The other phosphorus sources and causes of algal blooms are beyond the control of local officials. Some 13% of the phosphorus in the lake comes from the atmosphere. Also, while phosphorus levels have remained steady despite continued development in the watershed, climate change is warming the lake and extending the growing season for algal blooms.
No one is certain why the blooms happened when and where they did. Conditions across the Adirondacks were certainly warmer than usual, and Mirror Lake, in the Village of Lake Placid, had a bloom at the same time.
But the research is clear that conditions are changing, for whatever reason.
“People don’t agree on much around Lake George, but they do agree there is more algae now,” said Chris Navitsky, the head of Lake George Waterkeeper, a program that is affiliated with the Fund for Lake George.
His work in parts of the lake has identified a relationship between septic problems and algae, and between improvements to septic systems and better water.

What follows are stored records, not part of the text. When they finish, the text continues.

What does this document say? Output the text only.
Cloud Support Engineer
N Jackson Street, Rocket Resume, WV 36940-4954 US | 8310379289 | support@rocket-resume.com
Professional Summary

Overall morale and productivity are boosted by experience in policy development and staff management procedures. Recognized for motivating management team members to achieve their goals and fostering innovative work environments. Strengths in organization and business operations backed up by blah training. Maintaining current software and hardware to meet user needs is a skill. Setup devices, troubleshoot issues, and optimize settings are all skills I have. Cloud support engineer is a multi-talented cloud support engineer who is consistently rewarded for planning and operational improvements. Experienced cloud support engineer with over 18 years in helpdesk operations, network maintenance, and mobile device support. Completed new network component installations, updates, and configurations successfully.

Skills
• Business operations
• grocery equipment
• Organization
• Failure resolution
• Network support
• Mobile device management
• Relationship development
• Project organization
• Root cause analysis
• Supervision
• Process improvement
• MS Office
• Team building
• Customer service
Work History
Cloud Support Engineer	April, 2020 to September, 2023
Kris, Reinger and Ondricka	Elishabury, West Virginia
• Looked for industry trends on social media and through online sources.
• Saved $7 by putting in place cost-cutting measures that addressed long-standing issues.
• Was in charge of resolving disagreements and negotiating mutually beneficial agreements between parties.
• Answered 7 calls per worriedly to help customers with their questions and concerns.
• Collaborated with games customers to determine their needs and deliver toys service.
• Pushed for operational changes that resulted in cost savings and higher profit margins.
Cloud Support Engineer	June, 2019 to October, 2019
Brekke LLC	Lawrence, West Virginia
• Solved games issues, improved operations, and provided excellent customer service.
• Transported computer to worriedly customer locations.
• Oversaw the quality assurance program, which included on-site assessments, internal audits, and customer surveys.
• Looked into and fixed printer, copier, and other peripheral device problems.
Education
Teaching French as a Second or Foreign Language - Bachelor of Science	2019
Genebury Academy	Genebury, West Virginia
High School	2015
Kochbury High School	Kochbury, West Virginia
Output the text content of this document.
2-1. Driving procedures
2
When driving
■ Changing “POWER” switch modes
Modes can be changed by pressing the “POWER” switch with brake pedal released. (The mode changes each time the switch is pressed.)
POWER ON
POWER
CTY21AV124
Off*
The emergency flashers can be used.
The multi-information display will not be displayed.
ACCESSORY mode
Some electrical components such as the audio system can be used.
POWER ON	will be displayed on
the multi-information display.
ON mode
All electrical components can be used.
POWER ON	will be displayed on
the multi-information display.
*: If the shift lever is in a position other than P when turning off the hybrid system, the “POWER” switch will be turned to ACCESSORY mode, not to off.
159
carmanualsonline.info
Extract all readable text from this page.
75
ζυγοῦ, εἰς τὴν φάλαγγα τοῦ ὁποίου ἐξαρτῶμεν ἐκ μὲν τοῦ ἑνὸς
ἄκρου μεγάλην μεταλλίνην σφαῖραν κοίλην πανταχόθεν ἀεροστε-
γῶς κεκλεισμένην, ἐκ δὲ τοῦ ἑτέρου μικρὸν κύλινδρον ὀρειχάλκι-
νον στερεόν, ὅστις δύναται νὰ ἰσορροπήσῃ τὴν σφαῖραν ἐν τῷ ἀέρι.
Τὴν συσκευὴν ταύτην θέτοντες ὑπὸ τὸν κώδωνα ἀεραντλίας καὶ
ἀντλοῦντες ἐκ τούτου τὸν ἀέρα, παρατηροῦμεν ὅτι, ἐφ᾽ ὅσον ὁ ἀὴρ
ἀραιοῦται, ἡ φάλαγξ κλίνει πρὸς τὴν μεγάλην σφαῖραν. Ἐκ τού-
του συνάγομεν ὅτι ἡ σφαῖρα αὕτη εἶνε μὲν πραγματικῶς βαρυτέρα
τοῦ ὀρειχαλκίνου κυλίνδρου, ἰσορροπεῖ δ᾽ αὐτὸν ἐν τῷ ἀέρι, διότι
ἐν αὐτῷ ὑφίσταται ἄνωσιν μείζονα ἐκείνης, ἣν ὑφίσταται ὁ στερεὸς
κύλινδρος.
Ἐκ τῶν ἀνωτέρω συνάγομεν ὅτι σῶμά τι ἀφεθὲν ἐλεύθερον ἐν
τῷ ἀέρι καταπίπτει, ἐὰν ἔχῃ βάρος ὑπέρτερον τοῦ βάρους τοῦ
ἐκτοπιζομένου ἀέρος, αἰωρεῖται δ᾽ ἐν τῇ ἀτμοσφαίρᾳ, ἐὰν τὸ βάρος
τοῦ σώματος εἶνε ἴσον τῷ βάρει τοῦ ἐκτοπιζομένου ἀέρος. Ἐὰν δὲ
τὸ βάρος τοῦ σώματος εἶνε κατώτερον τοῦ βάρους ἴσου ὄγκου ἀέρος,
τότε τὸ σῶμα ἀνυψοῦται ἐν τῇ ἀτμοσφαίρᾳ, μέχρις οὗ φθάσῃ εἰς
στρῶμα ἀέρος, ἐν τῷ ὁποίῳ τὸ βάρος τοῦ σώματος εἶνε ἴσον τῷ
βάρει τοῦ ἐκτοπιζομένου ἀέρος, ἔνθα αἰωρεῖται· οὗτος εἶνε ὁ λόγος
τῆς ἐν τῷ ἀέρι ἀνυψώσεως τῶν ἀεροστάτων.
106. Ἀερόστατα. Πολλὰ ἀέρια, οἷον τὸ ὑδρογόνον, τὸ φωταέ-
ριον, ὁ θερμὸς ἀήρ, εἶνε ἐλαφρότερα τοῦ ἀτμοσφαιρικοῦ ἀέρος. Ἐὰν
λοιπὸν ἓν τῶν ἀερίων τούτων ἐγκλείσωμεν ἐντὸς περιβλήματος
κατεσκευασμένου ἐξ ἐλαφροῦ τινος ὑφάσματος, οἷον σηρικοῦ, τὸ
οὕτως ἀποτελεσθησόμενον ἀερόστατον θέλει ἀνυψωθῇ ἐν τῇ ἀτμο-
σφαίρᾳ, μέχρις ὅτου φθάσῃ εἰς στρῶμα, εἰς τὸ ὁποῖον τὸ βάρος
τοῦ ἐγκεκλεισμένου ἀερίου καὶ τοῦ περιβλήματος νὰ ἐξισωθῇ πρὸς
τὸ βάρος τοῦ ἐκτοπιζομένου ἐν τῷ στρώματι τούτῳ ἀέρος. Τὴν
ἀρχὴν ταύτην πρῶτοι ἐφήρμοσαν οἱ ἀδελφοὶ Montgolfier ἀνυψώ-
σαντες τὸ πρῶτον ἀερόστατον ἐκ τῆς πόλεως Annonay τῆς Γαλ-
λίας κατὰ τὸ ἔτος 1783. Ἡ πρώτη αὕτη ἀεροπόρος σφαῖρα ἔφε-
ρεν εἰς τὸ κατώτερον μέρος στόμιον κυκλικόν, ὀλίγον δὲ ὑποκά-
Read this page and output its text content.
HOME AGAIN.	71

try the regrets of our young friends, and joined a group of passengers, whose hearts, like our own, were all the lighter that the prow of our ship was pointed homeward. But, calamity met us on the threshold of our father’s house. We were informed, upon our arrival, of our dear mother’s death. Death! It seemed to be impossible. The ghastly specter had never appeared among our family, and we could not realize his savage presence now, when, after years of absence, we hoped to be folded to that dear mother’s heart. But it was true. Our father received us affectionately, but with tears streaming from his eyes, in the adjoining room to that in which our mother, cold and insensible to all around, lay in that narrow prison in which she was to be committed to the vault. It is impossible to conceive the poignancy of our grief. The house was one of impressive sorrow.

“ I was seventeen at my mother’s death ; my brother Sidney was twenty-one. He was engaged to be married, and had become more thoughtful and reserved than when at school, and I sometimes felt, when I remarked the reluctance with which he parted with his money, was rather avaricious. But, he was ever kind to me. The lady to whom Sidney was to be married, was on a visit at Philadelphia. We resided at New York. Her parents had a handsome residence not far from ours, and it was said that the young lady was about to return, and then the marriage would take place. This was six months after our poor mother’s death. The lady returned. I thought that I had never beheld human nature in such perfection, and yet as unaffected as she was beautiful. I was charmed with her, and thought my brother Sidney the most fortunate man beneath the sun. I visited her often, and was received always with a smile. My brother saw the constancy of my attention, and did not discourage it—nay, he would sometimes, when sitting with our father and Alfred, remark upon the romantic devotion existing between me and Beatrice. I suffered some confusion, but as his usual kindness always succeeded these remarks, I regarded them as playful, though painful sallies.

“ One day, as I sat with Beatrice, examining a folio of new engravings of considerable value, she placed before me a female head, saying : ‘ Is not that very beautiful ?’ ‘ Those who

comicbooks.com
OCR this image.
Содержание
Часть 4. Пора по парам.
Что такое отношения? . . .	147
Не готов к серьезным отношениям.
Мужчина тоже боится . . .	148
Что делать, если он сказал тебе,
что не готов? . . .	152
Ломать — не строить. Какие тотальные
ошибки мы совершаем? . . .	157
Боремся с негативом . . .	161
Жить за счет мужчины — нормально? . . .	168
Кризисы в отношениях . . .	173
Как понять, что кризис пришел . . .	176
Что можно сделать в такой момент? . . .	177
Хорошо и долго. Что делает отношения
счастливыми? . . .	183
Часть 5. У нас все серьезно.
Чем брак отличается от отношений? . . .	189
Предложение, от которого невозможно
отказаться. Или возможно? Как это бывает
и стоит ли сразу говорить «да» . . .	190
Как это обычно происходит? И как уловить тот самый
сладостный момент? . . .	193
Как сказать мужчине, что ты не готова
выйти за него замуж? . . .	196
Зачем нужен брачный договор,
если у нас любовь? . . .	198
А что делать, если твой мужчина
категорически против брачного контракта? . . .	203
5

Wick argues that’s not enough on its own to justify imposing septic regulations for the whole lake, which may act differently than certain well-studied bays. Regulating the wrong way, without proving to people and agencies that it’s needed, could complicate future efforts to confront pollution, he said.
Collins agreed that it’s hard to prove that an algal bloom is caused by a septic leak. Still, she said, years of research, in New York and across the globe, have made a connection that demands action. Regulating septics is a start.
“You control what you can control,” she said.